Jurisprudence : ce que l’employeur doit savoir

Voici quelques décisions de la cour de Cassation relative au contrat de travail et aux relations employeur/salarié. A suivre !





Un employeur peut-il prévoir d’avance, dans un contrat de travail, que durant une certaine période, le salarié ne travaillera pas et ne sera donc pas rémunéré ? Non, selon la cour de cassation ! Un employeur ne peut être libéré de l'obligation de fournir du travail par une stipulation contractuelle (Cass soc. 8 mars 2012).

 

Attention, promesse d’embauche vaut embauche.
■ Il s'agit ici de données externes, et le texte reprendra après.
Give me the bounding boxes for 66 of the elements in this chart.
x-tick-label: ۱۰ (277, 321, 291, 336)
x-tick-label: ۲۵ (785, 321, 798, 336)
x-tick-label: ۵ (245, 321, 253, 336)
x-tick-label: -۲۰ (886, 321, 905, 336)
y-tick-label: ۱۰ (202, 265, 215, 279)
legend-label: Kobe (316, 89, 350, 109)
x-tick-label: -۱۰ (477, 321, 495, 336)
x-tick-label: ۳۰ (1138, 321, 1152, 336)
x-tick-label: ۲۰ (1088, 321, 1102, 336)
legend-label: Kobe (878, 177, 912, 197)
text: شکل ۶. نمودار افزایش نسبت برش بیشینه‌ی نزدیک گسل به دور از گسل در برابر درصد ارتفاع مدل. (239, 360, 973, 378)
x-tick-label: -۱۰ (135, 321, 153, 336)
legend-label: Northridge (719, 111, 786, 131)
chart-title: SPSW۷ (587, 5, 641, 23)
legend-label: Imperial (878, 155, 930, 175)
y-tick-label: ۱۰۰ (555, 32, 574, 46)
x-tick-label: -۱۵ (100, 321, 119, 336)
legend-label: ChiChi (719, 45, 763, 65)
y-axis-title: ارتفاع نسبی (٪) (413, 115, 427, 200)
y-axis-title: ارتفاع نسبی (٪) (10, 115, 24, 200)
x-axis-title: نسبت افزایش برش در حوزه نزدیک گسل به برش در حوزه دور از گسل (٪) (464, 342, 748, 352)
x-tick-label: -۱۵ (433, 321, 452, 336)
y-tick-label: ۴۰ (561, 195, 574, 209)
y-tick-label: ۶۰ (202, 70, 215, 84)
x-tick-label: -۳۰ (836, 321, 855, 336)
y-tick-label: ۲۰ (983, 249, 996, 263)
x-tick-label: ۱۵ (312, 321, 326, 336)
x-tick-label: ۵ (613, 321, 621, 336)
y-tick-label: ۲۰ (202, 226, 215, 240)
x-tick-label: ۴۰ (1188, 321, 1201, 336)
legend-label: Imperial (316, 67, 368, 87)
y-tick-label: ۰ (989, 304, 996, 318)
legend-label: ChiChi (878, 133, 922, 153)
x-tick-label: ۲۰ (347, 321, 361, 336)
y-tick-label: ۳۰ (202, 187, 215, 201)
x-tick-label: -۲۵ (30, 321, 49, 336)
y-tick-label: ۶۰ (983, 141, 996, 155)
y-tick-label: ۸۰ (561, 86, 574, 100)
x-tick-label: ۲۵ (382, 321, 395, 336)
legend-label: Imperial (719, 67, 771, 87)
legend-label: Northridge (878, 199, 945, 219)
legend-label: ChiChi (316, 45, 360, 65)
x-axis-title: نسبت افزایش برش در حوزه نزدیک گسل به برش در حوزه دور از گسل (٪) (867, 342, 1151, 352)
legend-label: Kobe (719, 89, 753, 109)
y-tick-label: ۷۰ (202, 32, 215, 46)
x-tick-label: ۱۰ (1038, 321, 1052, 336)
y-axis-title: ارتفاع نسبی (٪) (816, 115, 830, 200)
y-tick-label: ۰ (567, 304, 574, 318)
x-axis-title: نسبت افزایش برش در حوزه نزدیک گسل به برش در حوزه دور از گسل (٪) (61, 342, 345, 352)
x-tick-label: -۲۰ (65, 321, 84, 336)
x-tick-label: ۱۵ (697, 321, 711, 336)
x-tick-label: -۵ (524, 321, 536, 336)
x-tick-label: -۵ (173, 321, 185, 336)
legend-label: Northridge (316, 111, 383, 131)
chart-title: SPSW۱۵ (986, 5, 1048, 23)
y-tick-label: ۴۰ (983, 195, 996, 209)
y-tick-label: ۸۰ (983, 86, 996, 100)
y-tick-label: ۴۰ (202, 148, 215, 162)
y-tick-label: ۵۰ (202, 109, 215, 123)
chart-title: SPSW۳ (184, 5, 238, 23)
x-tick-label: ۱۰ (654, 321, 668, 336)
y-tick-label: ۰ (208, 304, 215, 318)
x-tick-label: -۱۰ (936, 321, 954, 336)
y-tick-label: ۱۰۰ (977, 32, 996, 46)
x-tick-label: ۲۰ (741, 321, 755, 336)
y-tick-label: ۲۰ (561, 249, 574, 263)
Et, constitue une promesse d'embauche valant contrat de travail l'écrit qui précise l'emploi proposé et la date d'entrée en fonction (Cass soc. 7 mars 2012).

 

Attention à la signature du contrat

 

Faute de signature du salarié sur un contrat à durée déterminée, celui-ci serait requalifié en contrat à durée indéterminée. Il ne pourrait en être autrement que lorsque le salarié a délibérément refusé de signer le contrat de travail de mauvaise foi ou dans une intention frauduleuse  (Cass soc. 7 mars 2012).

 

Le contrat écrit du salarié à temps partiel doit mentionner la durée hebdomadaire ou, le cas échéant, mensuelle prévue et la répartition de la durée du travail entre les jours de la semaine ou les semaines du mois. Il en résulte que l'absence d'écrit mentionnant la durée du travail et sa répartition fait présumer que l'emploi est à temps complet (Cass soc. 22 mars 2012).

 

Abus de la liberté d'expression du salarié

 

Une décision qui ne saurait passer inaperçue : dès lors qu’un salarié avait qualifié son lieu de travail de camp de concentration, au cours d'un entretien avec le chef d'entreprise dont il connaissait la nationalité allemande, ces propos caractérisaient un abus de la liberté d'expression dudit salarié (Cass soc. 6 mars 2012).

 

La responsabilité financière du salarié ne peut être engagée envers l'employeur qu'en cas de faute lourde, c'est-à-dire d’une faute importante révélant l’intention de nuire du salarié (Cass soc. 29 mars 2012).

 

Si une salariée, en arrêt de travail pour maladie, a été dispensée par l'employeur de l'exécution de son préavis en raison de la cessation d'activité de l'entreprise, celui-ci ne peut soustraire le montant des indemnités journalières versées par la sécurité sociale de l'indemnité compensatrice de préavis à laquelle il est tenu (Cass soc. 4 avril 2012). En un mot, la salariée touchera la rémunération correspondant au préavis non effectué mais payé et les prestations de la sécurité sociale.